Distillation of crude oil into different fuel categories
In the distillation processing (boiling off) of crude oil, four broad product fractions or categories are generated:
Each of these fuel categories boils at higher temperature ranges, until the oil will not boil without thermal decomposition. The nonboiling fraction is called residuum or residual oil.
- refinery gas (primarily methane, ethane and hydrogen),
- liquefied petroleum gas (primarily propane and butane),
- and distillate fuels.
Distillate fuels are further subdivided into several categories for specific uses.
The "lightest," or lowest temperature boiling fraction (all distillate fuels broadly overlap in boiling range) is called kerosene, and is used for commercial jet turbine engines fuels, for small heaters and for wick-fed illuminating lamps.

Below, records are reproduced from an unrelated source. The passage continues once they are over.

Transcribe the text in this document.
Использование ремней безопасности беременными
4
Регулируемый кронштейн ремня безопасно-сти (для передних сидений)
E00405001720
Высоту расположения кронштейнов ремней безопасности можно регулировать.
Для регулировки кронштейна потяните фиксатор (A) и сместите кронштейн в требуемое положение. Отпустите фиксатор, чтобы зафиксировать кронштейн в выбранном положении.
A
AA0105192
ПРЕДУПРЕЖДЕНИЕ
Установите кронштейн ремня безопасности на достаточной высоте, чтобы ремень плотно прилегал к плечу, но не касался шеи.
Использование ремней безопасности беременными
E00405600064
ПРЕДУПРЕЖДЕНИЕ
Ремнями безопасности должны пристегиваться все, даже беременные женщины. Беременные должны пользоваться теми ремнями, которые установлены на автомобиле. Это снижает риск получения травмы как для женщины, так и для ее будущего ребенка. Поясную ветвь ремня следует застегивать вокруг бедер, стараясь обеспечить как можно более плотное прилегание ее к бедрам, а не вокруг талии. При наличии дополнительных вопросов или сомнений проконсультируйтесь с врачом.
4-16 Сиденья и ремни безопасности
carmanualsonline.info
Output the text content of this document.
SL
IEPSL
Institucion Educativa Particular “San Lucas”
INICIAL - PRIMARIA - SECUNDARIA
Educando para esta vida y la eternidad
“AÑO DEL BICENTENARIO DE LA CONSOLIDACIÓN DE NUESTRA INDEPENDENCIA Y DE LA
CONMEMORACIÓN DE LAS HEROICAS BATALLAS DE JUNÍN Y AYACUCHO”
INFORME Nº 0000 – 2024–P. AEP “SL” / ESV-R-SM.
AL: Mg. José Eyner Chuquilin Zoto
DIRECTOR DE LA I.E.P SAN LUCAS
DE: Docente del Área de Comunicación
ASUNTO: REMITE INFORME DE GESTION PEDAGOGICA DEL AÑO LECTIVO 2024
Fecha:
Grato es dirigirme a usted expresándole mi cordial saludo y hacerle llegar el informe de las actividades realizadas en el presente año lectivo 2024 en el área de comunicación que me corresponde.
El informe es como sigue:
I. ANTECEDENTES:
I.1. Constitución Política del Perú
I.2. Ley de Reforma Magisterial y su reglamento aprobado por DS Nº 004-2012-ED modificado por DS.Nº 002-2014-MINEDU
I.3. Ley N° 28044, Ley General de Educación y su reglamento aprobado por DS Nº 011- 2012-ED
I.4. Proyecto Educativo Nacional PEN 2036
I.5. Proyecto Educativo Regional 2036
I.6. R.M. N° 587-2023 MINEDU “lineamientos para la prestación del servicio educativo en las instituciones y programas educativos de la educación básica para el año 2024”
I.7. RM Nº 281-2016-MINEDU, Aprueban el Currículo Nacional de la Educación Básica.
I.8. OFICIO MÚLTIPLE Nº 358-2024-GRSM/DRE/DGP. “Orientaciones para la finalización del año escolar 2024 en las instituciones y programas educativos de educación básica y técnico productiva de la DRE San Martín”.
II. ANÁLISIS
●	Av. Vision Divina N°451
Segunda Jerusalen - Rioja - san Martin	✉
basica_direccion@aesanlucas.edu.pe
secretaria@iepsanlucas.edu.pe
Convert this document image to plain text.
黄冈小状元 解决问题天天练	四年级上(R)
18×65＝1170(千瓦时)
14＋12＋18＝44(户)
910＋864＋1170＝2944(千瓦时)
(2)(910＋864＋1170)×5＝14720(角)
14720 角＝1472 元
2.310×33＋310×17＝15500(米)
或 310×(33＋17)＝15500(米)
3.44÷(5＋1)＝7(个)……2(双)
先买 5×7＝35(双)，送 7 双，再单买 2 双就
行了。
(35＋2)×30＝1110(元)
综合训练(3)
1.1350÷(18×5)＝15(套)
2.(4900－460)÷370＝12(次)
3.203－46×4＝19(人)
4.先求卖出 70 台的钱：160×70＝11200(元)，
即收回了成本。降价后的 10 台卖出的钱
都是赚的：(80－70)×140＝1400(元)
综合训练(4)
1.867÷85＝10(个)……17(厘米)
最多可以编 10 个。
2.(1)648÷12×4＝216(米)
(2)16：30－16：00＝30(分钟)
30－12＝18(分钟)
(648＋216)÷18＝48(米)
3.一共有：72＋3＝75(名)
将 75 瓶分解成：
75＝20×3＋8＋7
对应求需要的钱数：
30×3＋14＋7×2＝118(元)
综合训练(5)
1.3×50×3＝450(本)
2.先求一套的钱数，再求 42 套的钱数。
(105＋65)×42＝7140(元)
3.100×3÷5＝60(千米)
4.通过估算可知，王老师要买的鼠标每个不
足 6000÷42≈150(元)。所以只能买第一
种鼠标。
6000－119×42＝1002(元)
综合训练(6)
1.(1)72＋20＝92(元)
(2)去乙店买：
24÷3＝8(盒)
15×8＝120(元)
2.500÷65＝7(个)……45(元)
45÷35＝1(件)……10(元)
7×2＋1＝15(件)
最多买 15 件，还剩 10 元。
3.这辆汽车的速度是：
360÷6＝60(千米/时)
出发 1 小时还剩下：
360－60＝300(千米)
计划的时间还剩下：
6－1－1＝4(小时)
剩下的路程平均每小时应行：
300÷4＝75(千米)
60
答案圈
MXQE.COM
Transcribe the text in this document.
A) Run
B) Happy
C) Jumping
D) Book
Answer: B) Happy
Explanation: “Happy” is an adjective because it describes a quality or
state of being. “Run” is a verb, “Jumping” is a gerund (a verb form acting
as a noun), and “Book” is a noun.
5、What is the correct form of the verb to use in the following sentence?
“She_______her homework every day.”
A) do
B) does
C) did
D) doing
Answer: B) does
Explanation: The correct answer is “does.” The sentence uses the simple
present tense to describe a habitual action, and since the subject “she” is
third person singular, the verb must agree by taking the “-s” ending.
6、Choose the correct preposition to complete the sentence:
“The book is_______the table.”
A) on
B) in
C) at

The next fraction, used during cold weather conditions for automotive or truck fuels in "compression ignition" engines, is called "diesel" fuel.
The next higher boiling fraction is used for residential heating furnaces, called "home heating oil". This same boiling range oil is also used in warmer conditions as diesel fuel for larger land-based, on- and off-road engines, such as trucks, busses, earth moving and material lifting and moving equipment, farm equipment and railroad diesel locomotives.
The next heavier fraction supplies fuel for industrial heaters and boilers.
Finally, the "heaviest," or highest boiling distillate fractions are often blended with residual oil to make fuels for large steam boilers and, with fuel preheating, for very large compression ignition engines, such as ocean-going ships (e.g. IFO 180 and 380). Small and medium sized marine vessels use distillate fuels in several of these land-based categories (e.g. MDO and MGO).